他嚷嚷道:“他们做的是最保守的召唤仪式,我那样在理论上也能成功的!你们以为我不想防水吗?!”
再说了,正常人哪会专门拎一桶水过来啊?!
林柚十分明智地没去跟邪教徒计较这个事关信仰与自尊心的问题,她心说行动时间就定在傍晚,他们可以埋伏在兰顿中断跟踪的那个地方。从中途开始,总比从山洞那儿跟踪更不容易被发现。
“柚姐。”
耿清河悄悄凑过来。
“你说都到这个时候了,”他嘀咕道,“还没联系上……”
林柚知道他说的是简明佳,也垂下视线。
“其实。”
她说:“我在想一个问题。”
耿清河:“……?”
“到现在为止,”她捡起一根树枝,在地上划出两道线,“我们是怎么行动的?”
怎么行动的?
不就是去调查了那把匕首,解决掉奈亚的事以后再回到森林——耿清河一对上林柚的目光,马上知道自己想岔了。
“严格来说,如果不是上一次我和你排到过一起,在这个副本所扮演的‘角色’有了因为那场危机互相认识的设定,我们之间可能也是联系不上的。”
“跟别的副本不一样,这次刻意把我们分开,可能是想给不同的任务。”
“我的这条线是上回的延续,黑山羊之母——莎布·尼古拉丝。你们呢,是奈亚拉托提普。”林柚呼出一口气,“往最坏的方向去想,她那边可能还会有别的线索。”
莎布和奈亚齐了,三柱原神还剩下一位。
耿清河倒抽了一口凉气。
“……没问题吗?!”
“应该有别人在吧,”林柚倒不怎么担心,“就像你是跟顾衡出现在一起的,再怎么也不会让一个人去单独处理。”
耿清河:“但柚姐你不是——”
“可能是特殊情况。”
林柚眨眨眼,“比如说把我这儿判定成多出了半个人。”
骷髅头:“……”
说谁是半个呢?!!
……不对,它好像连一半都没有,只有四分之一。
这样抗议起来也未免底气不足,它只得悻悻闭嘴,假装自己没听到。
山里的天总是黑得更早一些。
他们用半天的时间摸清楚了周围的地形,待得日头西斜,一行人藏在兰顿看好的地方,静静地等着那群戴兜帽的家伙经过。
兰顿本人是不想待在这儿的,他到了这时还生怕自己有祸患上身,但林柚提防他搞些什么小动作,勒令他必须跟他们一起行动。
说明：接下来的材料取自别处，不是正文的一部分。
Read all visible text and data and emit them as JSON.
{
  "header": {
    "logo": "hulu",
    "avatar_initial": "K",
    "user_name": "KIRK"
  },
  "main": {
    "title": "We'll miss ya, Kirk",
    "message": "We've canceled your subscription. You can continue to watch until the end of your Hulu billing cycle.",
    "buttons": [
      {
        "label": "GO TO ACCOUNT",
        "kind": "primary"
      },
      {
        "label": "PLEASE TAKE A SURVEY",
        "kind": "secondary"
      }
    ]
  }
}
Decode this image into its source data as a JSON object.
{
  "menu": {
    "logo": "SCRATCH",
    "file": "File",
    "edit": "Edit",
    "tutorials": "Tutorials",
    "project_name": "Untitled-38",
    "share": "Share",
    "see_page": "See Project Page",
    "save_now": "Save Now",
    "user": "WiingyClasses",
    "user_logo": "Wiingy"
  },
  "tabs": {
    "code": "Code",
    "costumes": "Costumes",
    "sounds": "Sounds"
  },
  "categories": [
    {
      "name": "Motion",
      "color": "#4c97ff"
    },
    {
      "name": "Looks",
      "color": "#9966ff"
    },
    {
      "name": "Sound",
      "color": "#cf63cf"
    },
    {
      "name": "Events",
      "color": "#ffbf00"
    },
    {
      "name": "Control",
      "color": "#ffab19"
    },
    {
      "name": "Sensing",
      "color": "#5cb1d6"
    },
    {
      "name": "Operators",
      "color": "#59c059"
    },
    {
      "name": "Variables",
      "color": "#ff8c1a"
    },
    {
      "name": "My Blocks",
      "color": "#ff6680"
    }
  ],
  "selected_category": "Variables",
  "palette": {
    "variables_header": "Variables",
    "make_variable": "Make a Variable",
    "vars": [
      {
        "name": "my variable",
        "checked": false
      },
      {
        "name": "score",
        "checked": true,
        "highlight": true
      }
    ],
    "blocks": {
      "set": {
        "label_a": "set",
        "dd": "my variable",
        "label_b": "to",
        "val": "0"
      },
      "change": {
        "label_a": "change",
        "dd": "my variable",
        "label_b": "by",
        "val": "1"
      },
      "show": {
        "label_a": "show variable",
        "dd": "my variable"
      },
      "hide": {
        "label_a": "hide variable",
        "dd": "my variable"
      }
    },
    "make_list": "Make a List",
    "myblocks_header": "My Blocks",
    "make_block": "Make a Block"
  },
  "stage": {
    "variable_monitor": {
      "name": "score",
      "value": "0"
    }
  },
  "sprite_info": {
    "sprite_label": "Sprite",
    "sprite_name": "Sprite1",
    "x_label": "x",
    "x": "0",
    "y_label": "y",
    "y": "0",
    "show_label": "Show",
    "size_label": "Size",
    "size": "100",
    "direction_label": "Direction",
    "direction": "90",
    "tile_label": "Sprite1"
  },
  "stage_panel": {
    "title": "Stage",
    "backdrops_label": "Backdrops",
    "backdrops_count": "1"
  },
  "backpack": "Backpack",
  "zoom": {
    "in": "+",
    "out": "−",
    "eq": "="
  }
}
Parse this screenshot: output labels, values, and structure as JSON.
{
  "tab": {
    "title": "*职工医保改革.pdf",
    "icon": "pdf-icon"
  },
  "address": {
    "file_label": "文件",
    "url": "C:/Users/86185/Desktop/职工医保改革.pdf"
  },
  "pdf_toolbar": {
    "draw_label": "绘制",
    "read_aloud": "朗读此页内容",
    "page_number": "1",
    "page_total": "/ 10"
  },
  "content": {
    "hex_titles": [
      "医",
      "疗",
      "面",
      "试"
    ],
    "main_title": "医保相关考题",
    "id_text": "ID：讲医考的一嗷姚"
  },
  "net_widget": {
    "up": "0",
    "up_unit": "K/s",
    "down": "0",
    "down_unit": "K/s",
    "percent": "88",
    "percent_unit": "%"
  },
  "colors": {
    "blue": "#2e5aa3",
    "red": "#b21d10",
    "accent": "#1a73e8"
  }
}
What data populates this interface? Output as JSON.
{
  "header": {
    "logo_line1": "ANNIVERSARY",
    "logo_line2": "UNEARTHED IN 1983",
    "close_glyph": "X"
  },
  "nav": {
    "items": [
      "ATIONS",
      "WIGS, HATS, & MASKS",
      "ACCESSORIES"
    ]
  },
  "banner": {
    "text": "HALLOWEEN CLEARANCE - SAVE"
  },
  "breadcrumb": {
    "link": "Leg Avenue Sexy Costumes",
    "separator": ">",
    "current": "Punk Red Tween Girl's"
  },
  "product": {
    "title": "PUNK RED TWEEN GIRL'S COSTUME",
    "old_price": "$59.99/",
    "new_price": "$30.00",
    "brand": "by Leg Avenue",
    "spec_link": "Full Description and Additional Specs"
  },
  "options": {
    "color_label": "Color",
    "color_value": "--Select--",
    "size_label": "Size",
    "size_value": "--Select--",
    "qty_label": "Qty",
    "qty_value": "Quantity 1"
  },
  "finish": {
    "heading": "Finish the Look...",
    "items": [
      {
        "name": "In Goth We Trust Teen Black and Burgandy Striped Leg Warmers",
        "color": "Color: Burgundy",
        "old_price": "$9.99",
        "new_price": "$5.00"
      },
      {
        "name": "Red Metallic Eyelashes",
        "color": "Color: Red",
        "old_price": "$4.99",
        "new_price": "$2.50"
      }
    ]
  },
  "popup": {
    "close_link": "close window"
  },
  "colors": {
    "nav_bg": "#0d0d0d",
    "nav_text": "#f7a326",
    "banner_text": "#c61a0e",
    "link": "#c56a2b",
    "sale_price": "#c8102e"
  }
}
耿清河正压着他的肩膀,后者也只好苦大仇深地蹲在草丛边。
“嘘。”
骷髅头忽然道,林柚也懒得提醒它,除了它压根没人出声了。
所有人都不约而同地屏住呼吸。
走在最前的家伙拎着一盏灯,只看得见他的下巴。他们拎着什么东西,静默地走在林间,压倒的草丛沙沙地响着,这一幕让声音听着就像有小虫爬上脊背,让人浑身都不自在。
十八、十九、二十……
林柚数着人数,显然,在阴湿的新月之夜,这些信徒为了举行仪式也是全员参与了。
也不仅仅是他们。
有一股腐臭的气味飘了过来。
重物落地的沉闷声响中夹杂着有什么粘滑的东西滑过的水声,远远的,只比周围树木矮了一头的庞然大物走在信徒的包围圈中间。
大约是因为受到了极好的供奉,它看上去比他们上次见到更大了。
即便已经看到过黑山羊幼仔一次,它的模样仍然让耿清河觉得很不舒服,偌大的团块借助几只蹄子蠕动着,鞭状触手从树木上滑过,一想到触手上那正在滴答着粘液的大嘴曾经吃下过人——他竭力控制着自己不发出任何声音。
一直到走在最末的人也跟他们拉开了一定距离,林柚回过头,摆摆手,示意跟上去。
一行人尽可能地留意着自己的脚下,从中途开始跟踪显然是正确的,他们没有这么提心吊胆太久。
沿着对方的足迹走到尽头,那里已经早早地清理出一块空地。场地中央是一块巨石,想必那就是准备好的祭坛了。
蹲在不远处的灌木丛后,林柚小心地观察着那群邪教徒的动静。
他们燃起了篝火。
火光或明或暗,映得兜帽下的面孔模糊不清。这下也知道了这些教徒方才三三两两拎着、抬着的是什么东西——他们把那些容器翻倒下来,大量暗色的液体倾洒在祭坛上,渗进了石头的纹路。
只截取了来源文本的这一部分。